Denali, Diretta Slovacca

Denali, Diretta Slovacca
(una perla della scalata in Alaska)
di David Bacci
(pubblicato su Annuario del CAAI 2019)

Da bambino le leggendarie avventure di Jack London mi avevano fatto sognare l’Alaska e una visita in questa terra abitata da animali selvaggi e uomini duri era ormai d’obbligo. Dopo le mie salite patagoniche sul Cerro Torre, Est del Fitz Roy e Cerro Murallon mi sentivo pronto per un nuovo e ambizioso obbiettivo. Avevo letto i racconti di Mark Twight in Confessioni di un serial climber e la sua salita con Steve House e Scott Backes sulla Diretta degli Slovacchi alla parete sud del Denali (in Italia conosciuto anche come Mount McKinley, NdR) in 60 ore continue mi aveva davvero affascinato.

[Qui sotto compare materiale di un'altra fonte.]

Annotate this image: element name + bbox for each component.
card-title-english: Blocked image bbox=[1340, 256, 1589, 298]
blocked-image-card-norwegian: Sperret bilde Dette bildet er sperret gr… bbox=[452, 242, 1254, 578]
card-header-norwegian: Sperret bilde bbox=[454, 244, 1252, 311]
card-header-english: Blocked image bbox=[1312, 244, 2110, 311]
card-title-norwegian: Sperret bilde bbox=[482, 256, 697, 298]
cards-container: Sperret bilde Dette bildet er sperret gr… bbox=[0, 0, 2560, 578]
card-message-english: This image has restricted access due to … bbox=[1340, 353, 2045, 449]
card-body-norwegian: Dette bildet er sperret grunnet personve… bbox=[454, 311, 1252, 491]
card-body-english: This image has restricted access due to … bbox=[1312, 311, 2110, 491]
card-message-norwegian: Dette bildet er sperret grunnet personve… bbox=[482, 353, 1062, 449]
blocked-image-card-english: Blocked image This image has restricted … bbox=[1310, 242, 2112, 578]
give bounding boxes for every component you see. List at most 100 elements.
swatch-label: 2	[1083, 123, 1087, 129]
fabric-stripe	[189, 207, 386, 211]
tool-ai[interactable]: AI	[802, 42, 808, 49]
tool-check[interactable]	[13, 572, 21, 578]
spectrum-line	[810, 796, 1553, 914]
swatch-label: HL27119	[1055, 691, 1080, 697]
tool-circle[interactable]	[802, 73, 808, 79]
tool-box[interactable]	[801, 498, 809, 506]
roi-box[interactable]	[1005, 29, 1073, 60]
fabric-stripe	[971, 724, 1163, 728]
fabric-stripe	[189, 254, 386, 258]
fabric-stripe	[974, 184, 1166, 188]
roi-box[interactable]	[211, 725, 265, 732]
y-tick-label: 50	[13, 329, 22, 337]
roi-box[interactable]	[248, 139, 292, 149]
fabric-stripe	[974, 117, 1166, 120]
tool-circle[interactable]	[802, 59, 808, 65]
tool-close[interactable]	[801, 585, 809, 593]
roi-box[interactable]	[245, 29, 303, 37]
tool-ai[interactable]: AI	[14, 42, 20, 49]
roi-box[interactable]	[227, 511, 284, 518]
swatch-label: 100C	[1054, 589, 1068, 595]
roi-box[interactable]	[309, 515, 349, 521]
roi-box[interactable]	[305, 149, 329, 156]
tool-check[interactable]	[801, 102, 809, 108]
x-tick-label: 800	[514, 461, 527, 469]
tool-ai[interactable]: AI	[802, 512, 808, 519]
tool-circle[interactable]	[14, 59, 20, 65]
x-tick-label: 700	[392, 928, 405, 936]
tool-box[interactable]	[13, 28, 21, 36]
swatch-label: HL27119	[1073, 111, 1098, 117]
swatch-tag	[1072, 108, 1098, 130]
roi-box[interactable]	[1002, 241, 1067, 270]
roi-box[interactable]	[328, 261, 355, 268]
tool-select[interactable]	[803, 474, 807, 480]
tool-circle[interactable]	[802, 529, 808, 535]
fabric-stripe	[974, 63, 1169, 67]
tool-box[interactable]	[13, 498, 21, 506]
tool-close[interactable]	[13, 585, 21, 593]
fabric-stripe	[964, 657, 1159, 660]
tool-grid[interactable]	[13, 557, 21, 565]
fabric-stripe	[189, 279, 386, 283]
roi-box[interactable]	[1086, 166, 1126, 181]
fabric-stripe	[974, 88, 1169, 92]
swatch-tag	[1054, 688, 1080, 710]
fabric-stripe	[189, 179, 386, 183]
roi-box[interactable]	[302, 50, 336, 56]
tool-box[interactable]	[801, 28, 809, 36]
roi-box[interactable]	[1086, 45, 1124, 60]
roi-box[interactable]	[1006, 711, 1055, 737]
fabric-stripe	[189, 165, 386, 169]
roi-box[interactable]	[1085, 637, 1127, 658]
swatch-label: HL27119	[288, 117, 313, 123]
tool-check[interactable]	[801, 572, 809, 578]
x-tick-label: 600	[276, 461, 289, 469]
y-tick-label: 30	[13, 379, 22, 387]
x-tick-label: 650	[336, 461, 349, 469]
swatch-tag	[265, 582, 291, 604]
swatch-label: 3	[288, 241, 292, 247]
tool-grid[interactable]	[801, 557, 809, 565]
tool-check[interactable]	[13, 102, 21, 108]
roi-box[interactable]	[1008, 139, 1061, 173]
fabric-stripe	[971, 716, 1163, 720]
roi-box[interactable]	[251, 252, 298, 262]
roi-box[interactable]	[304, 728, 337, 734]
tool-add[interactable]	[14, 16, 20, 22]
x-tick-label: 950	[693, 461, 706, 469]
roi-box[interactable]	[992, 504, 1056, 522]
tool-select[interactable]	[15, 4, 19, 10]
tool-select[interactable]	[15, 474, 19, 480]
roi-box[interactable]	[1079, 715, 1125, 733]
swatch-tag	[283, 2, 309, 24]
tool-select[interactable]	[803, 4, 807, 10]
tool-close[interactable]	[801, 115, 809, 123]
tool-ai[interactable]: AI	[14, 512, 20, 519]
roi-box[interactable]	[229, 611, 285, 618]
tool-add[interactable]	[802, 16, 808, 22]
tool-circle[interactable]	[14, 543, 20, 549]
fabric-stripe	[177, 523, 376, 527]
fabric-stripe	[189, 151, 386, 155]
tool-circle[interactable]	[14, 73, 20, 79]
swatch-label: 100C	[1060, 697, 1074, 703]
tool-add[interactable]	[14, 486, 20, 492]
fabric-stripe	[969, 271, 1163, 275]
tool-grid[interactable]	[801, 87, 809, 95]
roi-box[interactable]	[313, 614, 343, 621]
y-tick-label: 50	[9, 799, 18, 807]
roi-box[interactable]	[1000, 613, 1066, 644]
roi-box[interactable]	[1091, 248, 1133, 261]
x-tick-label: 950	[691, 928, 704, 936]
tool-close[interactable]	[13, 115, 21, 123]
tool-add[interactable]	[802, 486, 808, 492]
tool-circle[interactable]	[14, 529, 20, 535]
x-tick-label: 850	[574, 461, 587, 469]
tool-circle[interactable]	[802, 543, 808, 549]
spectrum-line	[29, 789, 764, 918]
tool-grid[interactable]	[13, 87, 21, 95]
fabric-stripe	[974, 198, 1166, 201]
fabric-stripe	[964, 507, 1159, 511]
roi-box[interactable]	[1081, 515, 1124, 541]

Sulla Diretta Slovacca al Denali

La parete aveva anche un grande valore simbolico visto che nel 1961 i “Ragni di Lecco” Riccardo Cassin con Jack Canali, Luigi Airoldi, Annibale Zucchi, Romano Perego e Gigi Alippi avevano aperto su questo versante una delle vie mitiche dell’alpinismo mondiale. Quindi con il mio amico Luca Moroni di Varese e ormai compagno di mille avventure ci fissiamo l’obiettivo di salire la Diretta Slovacca sulla parete sud del Mount Denali 6190 m. La via era stata aperta nel 1985 in 11 giorni da Tóno Križo, František Korl eBlažej Adam con difficoltà di WI6, 90+, M6 e A2 per un dislivello di 2800 m. La via è considerata la più difficile sulla montagna più alta del Nord America e conta solo 7 ripetizioni.

Avevamo scelto un obiettivo molto ambizioso ma sicuramente fattibile se fossimo stati sufficientemente pronti e allenati. Dopo diversi mesi di preparazione e aver salito diverse vie di misto con elementi simili a quelli che avremmo trovato sul Denali come il Couloir nord del Dru, la Nord dell’Eiger, la Divine Providence, il Pilastro rosso, il Pilone centrale e tante cascate di ghiaccio di sesto. Inoltre senza sosta maciniamo chilometri di dislivello e ci alleniamo in falesia. Dopo un’altra spedizione al Cerro Murallon a gennaio sono pronto per il Denali. lo e Luca, dopo aver incontrato i membri della spedizione dei Ragni del 1961, Luigi Airoldi e Romano Perego, partiamo alla volta di Anchorage il 29 di maggio con l’intenzione di rimanere sulla montagna quasi un mese. Arrivati nella piccola città di Talkeetna aspettiamo due giorni prima di poter volare sul ghiacciaio Kahiltna.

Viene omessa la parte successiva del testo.